• Re: Inverted Page Tables / Odd size PTEs

    From Paul Clayton@paaronclayton@gmail.com to comp.arch on Wed Feb 18 14:03:36 2026
    From Newsgroup: comp.arch

    On 2/9/26 12:36 AM, Robert Finch wrote:
    There used to be separate two bits in my MMU project PTE to
    encode the type and a shortcut page indicator. They were
    combined into a single two-bit field, 0=PTE,1=PTP, and
    2=shortcut. That leaves an extra unused code. I am wondering
    what to use the code for. The only thing I can think of ATM is a
    meta-data record indicator.

    By "meta-data record indicator" do you mean 'invalid' (i.e.,
    whatever information is in the other bits is managed by the OS)?

    I have also been considering PTEs that are not a power-of-two in
    size. For instance, 48-bits or possibly 56 bits. The PTEs would
    be stored in the last part of a page with a page header and
    other information at the beginning of the page. For an 8kB page
    the last (or middle) 6kB would be PTEs. IDK what the header
    would be used for, other than perhaps some sort of error
    management. That is, if the first part or the last part of the
    page was overwritten, it could generate an error. Same as a
    header on a block of memory.

    I think one might want blocks of PTEs to be within a minimum
    memory access chunk (cache block or smaller). This avoids having
    to fetch two cache blocks for a PTE (if the memory system is
    limited to aligned fetches) and allows the extra bits in the
    cache block to be applied to the PTEs in that chunk (without
    having to fetch separately from the top of the table).

    With 32-byte chunks and 48-bit PTEs, one would have 16 bits of
    chunk-local metadata in most chunks. (Special casing one chunk
    feels extra funky somehow.) 16 bits does not seem like much.
    Giving all the bits saved from a smaller PTE to provide chunk-
    local information — with a power-of-two PTEs per chunk — might
    be interesting. It is not clear if it would be useful to have
    policies applied to 4- or 8-page chunks.

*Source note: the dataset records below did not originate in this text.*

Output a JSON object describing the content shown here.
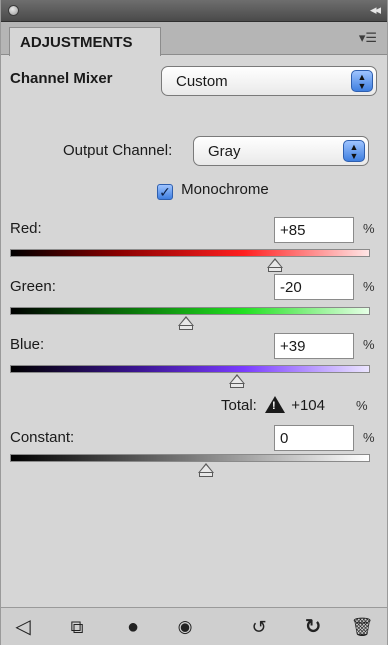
{
  "panel": {
    "tab_label": "ADJUSTMENTS",
    "collapse_icon": "double-chevron-right-icon",
    "menu_icon": "panel-menu-icon"
  },
  "preset": {
    "label": "Channel Mixer",
    "value": "Custom"
  },
  "output_channel": {
    "label": "Output Channel:",
    "value": "Gray"
  },
  "monochrome": {
    "label": "Monochrome",
    "checked": true
  },
  "channels": [
    {
      "label": "Red:",
      "value": "+85",
      "unit": "%",
      "level": 85
    },
    {
      "label": "Green:",
      "value": "-20",
      "unit": "%",
      "level": -20
    },
    {
      "label": "Blue:",
      "value": "+39",
      "unit": "%",
      "level": 39
    }
  ],
  "total": {
    "label": "Total:",
    "value": "+104",
    "unit": "%",
    "icon": "warning-icon"
  },
  "constant": {
    "label": "Constant:",
    "value": "0",
    "unit": "%",
    "level": 0
  },
  "toolbar": {
    "icons": [
      "back-arrow-icon",
      "clip-to-layer-icon",
      "toggle-visibility-circle-icon",
      "eye-icon",
      "view-previous-state-icon",
      "reset-icon",
      "trash-icon"
    ]
  },
  "colors": {
    "accent": "#3f7fe0",
    "panel_bg": "#d6d6d6",
    "tab_strip": "#b5b5b5"
  }
}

    When a chunk could be coalesced into a single page in terms of
    translation, the address portions of all but one PTE could be
    repurposed (in theory). I do not know what information one would
    want to pack into such space. One interesting possibility would
    be to increase the physical address space, though that does not
    seem that useful (because of the awkwardness of applying only to
    "large" pages) and would not use that many bits.

    Having some information be common to a group of pages could save
    a few bits, but managing the extra complexity is probably
    something OS developers would avoid. E.g., if a group of pages
    shared the most significant N bits of translation — sort of inverted-from-usual page coloring — most OSes would just have
    the allowed physical address space be N bits smaller.